New Delhi: During Indian Prime Minister Narendra Modi’s short stop in Geneva on Monday morning, Switzerland officially endorsed India’s bid to enter the Nuclear Suppliers Group (NSG), bringing down the the number of hold-out countries before the group’s plenary this week.
After arriving late Sunday night, Modi’s first engagement was with the president of the Swiss Federation Johann Schneider-Ammann early on Monday morning. After delegation level talks, both were ready to make their decisions public before the waiting press.
After Schneider-Ammann gave Swiss backing, Modi expressed his gratitude “to the president for Switzerland’s understanding and support for India’s membership of the Nuclear Suppliers Group”.
With Switzerland’s support in the bag, Modi flew to Washington for a three-day visit. After his trip to the US, he will make a stop in Mexico before returning to India.
Modi’s sojourn to Mexico is also for the same purpose, to get the vote of the Latin American country which has previously been reluctant to give its support due to India being a non-signatory of the nuclear Non-Proliferation Treaty (NPT).
Diplomatic sources confirmed that the Mexican government will also express its official support for India’s application to enter the NSG, where decisions are taken by consensus.
This week, therefore, could see India entering two out of four export control regimes – NSG as well as the Missile Technology Control Regime (MTCR) – if everything goes according to plan. But in international diplomacy, the best laid plans often go awry.
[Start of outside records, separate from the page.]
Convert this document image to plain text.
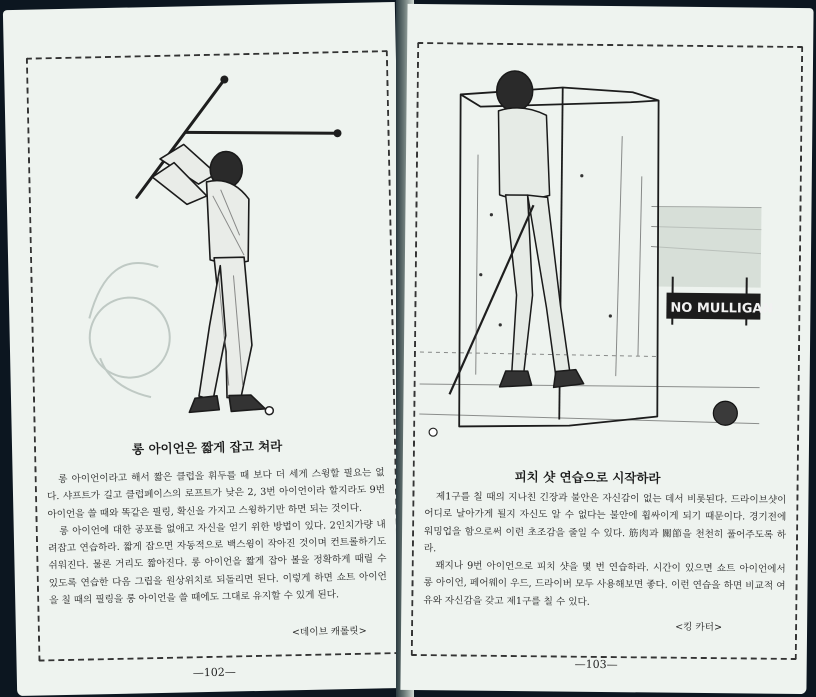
롱 아이언은 짧게 잡고 쳐라

롱 아이언이라고 해서 짧은 클럽을 휘두를 때 보다 더 세게 스윙할 필요는 없다. 샤프트가 길고 클럽페이스의 로프트가 낮은 2, 3번 아이언이라 할지라도 9번 아이언을 쓸 때와 똑같은 필링, 확신을 가지고 스윙하기만 하면 되는 것이다.

롱 아이언에 대한 공포를 없애고 자신을 얻기 위한 방법이 있다. 2인치가량 내려잡고 연습하라. 짧게 잡으면 자동적으로 백스윙이 작아진 것이며 컨트롤하기도 쉬워진다. 물론 거리도 짧아진다. 롱 아이언을 짧게 잡아 볼을 정확하게 때릴 수 있도록 연습한 다음 그립을 원상위치로 되돌리면 된다. 이렇게 하면 쇼트 아이언을 칠 때의 필링을 롱 아이언을 쓸 때에도 그대로 유지할 수 있게 된다.

<데이브 캐롤릿>
—102—
NO MULLIGAN
피치 샷 연습으로 시작하라

제1구를 칠 때의 지나친 긴장과 불안은 자신감이 없는 데서 비롯된다. 드라이브샷이 어디로 날아가게 될지 자신도 알 수 없다는 불안에 휩싸이게 되기 때문이다. 경기전에 워밍업을 함으로써 이런 초조감을 줄일 수 있다. 筋肉과 關節을 천천히 풀어주도록 하라.

꽤지나 9번 아이언으로 피치 샷을 몇 번 연습하라. 시간이 있으면 쇼트 아이언에서 롱 아이언, 페어웨이 우드, 드라이버 모두 사용해보면 좋다. 이런 연습을 하면 비교적 여유와 자신감을 갖고 제1구를 칠 수 있다.

<킹 카터>
—103—
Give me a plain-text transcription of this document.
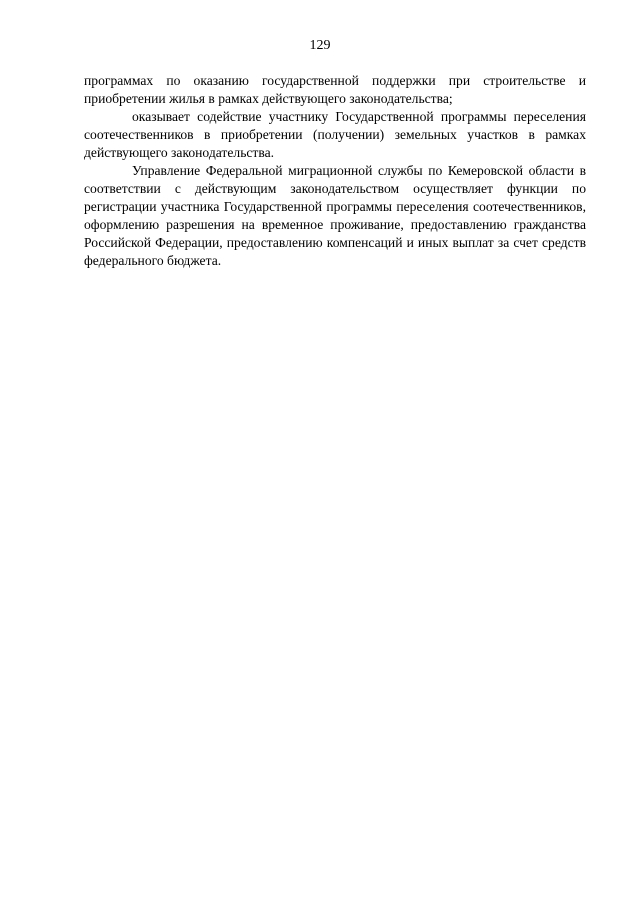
129

программах по оказанию государственной поддержки при строительстве и приобретении жилья в рамках действующего законодательства;

оказывает содействие участнику Государственной программы переселения соотечественников в приобретении (получении) земельных участков в рамках действующего законодательства.

Управление Федеральной миграционной службы по Кемеровской области в соответствии с действующим законодательством осуществляет функции по регистрации участника Государственной программы переселения соотечественников, оформлению разрешения на временное проживание, предоставлению гражданства Российской Федерации, предоставлению компенсаций и иных выплат за счет средств федерального бюджета.
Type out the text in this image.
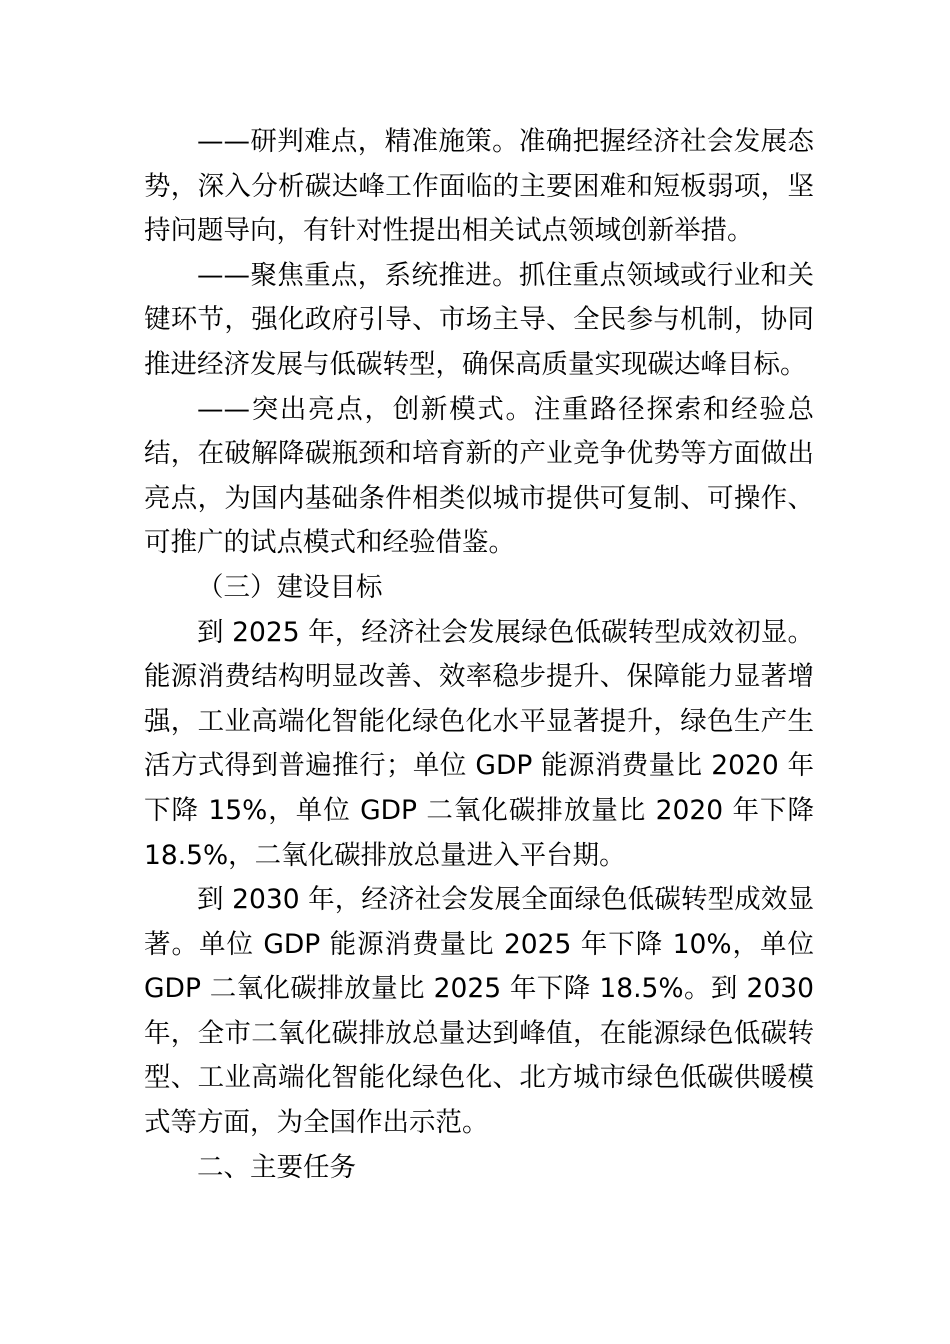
——研判难点，精准施策。准确把握经济社会发展态势，深入分析碳达峰工作面临的主要困难和短板弱项，坚持问题导向，有针对性提出相关试点领域创新举措。

——聚焦重点，系统推进。抓住重点领域或行业和关键环节，强化政府引导、市场主导、全民参与机制，协同推进经济发展与低碳转型，确保高质量实现碳达峰目标。

——突出亮点，创新模式。注重路径探索和经验总结，在破解降碳瓶颈和培育新的产业竞争优势等方面做出亮点，为国内基础条件相类似城市提供可复制、可操作、可推广的试点模式和经验借鉴。

（三）建设目标

到 2025 年，经济社会发展绿色低碳转型成效初显。能源消费结构明显改善、效率稳步提升、保障能力显著增强，工业高端化智能化绿色化水平显著提升，绿色生产生活方式得到普遍推行；单位 GDP 能源消费量比 2020 年下降 15%，单位 GDP 二氧化碳排放量比 2020 年下降 18.5%，二氧化碳排放总量进入平台期。

到 2030 年，经济社会发展全面绿色低碳转型成效显著。单位 GDP 能源消费量比 2025 年下降 10%，单位 GDP 二氧化碳排放量比 2025 年下降 18.5%。到 2030 年，全市二氧化碳排放总量达到峰值，在能源绿色低碳转型、工业高端化智能化绿色化、北方城市绿色低碳供暖模式等方面，为全国作出示范。

二、主要任务
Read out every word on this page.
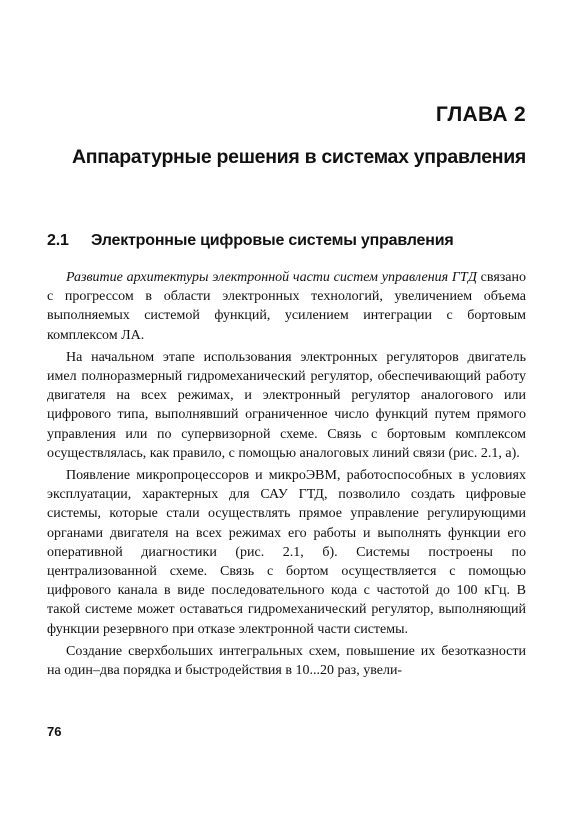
ГЛАВА 2
Аппаратурные решения в системах управления
2.1 Электронные цифровые системы управления

Развитие архитектуры электронной части систем управления ГТД связано с прогрессом в области электронных технологий, увеличением объема выполняемых системой функций, усилением интеграции с бортовым комплексом ЛА.

На начальном этапе использования электронных регуляторов двигатель имел полноразмерный гидромеханический регулятор, обеспечивающий работу двигателя на всех режимах, и электронный регулятор аналогового или цифрового типа, выполнявший ограниченное число функций путем прямого управления или по супервизорной схеме. Связь с бортовым комплексом осуществлялась, как правило, с помощью аналоговых линий связи (рис. 2.1, а).

Появление микропроцессоров и микроЭВМ, работоспособных в условиях эксплуатации, характерных для САУ ГТД, позволило создать цифровые системы, которые стали осуществлять прямое управление регулирующими органами двигателя на всех режимах его работы и выполнять функции его оперативной диагностики (рис. 2.1, б). Системы построены по централизованной схеме. Связь с бортом осуществляется с помощью цифрового канала в виде последовательного кода с частотой до 100 кГц. В такой системе может оставаться гидромеханический регулятор, выполняющий функции резервного при отказе электронной части системы.

Создание сверхбольших интегральных схем, повышение их безотказности на один–два порядка и быстродействия в 10...20 раз, увели-

76
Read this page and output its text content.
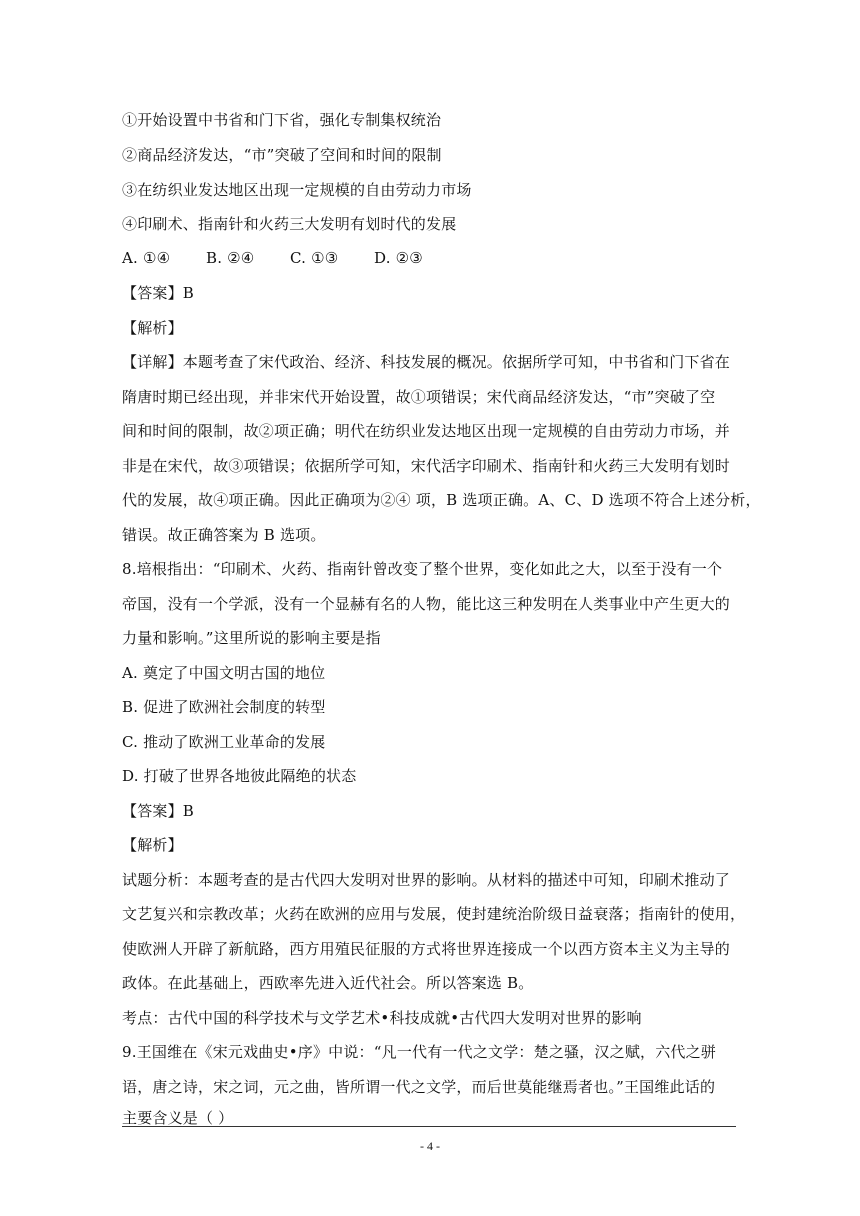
①开始设置中书省和门下省，强化专制集权统治
②商品经济发达，“市”突破了空间和时间的限制
③在纺织业发达地区出现一定规模的自由劳动力市场
④印刷术、指南针和火药三大发明有划时代的发展
A. ①④ B. ②④ C. ①③ D. ②③
【答案】B
【解析】
【详解】本题考查了宋代政治、经济、科技发展的概况。依据所学可知，中书省和门下省在
隋唐时期已经出现，并非宋代开始设置，故①项错误；宋代商品经济发达，“市”突破了空
间和时间的限制，故②项正确；明代在纺织业发达地区出现一定规模的自由劳动力市场，并
非是在宋代，故③项错误；依据所学可知，宋代活字印刷术、指南针和火药三大发明有划时
代的发展，故④项正确。因此正确项为②④ 项，B 选项正确。A、C、D 选项不符合上述分析，
错误。故正确答案为 B 选项。
8.培根指出：“印刷术、火药、指南针曾改变了整个世界，变化如此之大，以至于没有一个
帝国，没有一个学派，没有一个显赫有名的人物，能比这三种发明在人类事业中产生更大的
力量和影响。”这里所说的影响主要是指
A. 奠定了中国文明古国的地位
B. 促进了欧洲社会制度的转型
C. 推动了欧洲工业革命的发展
D. 打破了世界各地彼此隔绝的状态
【答案】B
【解析】
试题分析：本题考查的是古代四大发明对世界的影响。从材料的描述中可知，印刷术推动了
文艺复兴和宗教改革；火药在欧洲的应用与发展，使封建统治阶级日益衰落；指南针的使用，
使欧洲人开辟了新航路，西方用殖民征服的方式将世界连接成一个以西方资本主义为主导的
政体。在此基础上，西欧率先进入近代社会。所以答案选 B。
考点：古代中国的科学技术与文学艺术•科技成就•古代四大发明对世界的影响
9.王国维在《宋元戏曲史•序》中说：“凡一代有一代之文学：楚之骚，汉之赋，六代之骈
语，唐之诗，宋之词，元之曲，皆所谓一代之文学，而后世莫能继焉者也。”王国维此话的
主要含义是（ ）
- 4 -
India’s big push to NSG membership in the recent months had been led by a low-profile but extensive outreach programme, with Indian diplomats of secretary-level rank sent out as special envoys to capitals of the hold-outs.
Before the NSG plenary, Indian and US officials are hopeful that formalities for entry to MTCR will soon be complete so that an announcement can be made in Washington. India also announced its adherence to the Hague Code of Conduct Against Ballistic Missile Proliferation in the run-up to this important week.
India’s entry to the MTCR was scuttled by Italy in a surprise move at the October 2015 meeting, in a bid to force New Delhi to negotiate the return of Italian marine Salvatore Girone. The Italian objection disappeared after the Supreme Court allowed him to stay in Italy during the entire period of the international arbitration.
In 2008, when the US, UK and France lobbied for India to get a waiver from the NSG, the camp of naysayers had the usual suspects – China, Austria, Ireland, New Zealand, Netherlands, Norway, Mexico and Switzerland. One by one, all of them stepped down after receiving phone calls from then US President George Bush, who was personally invested in implementing the roadmap for the India-US civil nuclear cooperation agreement.
This time, however, the main difference has been China’s open and vociferous opposition to India’s membership. Six years ago, Beijing had been equally uneasy, but had preferred to operate from behind the scenes and shoot from the shoulders of other countries. A direct communication from Bush to Hu Jintao apparently led to China removing its informal veto.
“The opposition to India’s entry into the NSG has come from small countries like Switzerland, which has been addressed by personal démarches. However, China’s position on connecting NSG to NPT, however unrealistic, still stands,” former Indian prime minister’s special envoy for disarmament and non-proliferation, Rakesh Sood, told The Wire. Till China remains even the sole outlier in opposing Indian membership, doors of the NSG will remain firmly closed to New Delhi, he pointed out. “Ultimately, India will have to understand China’s objections and try to find a way out”.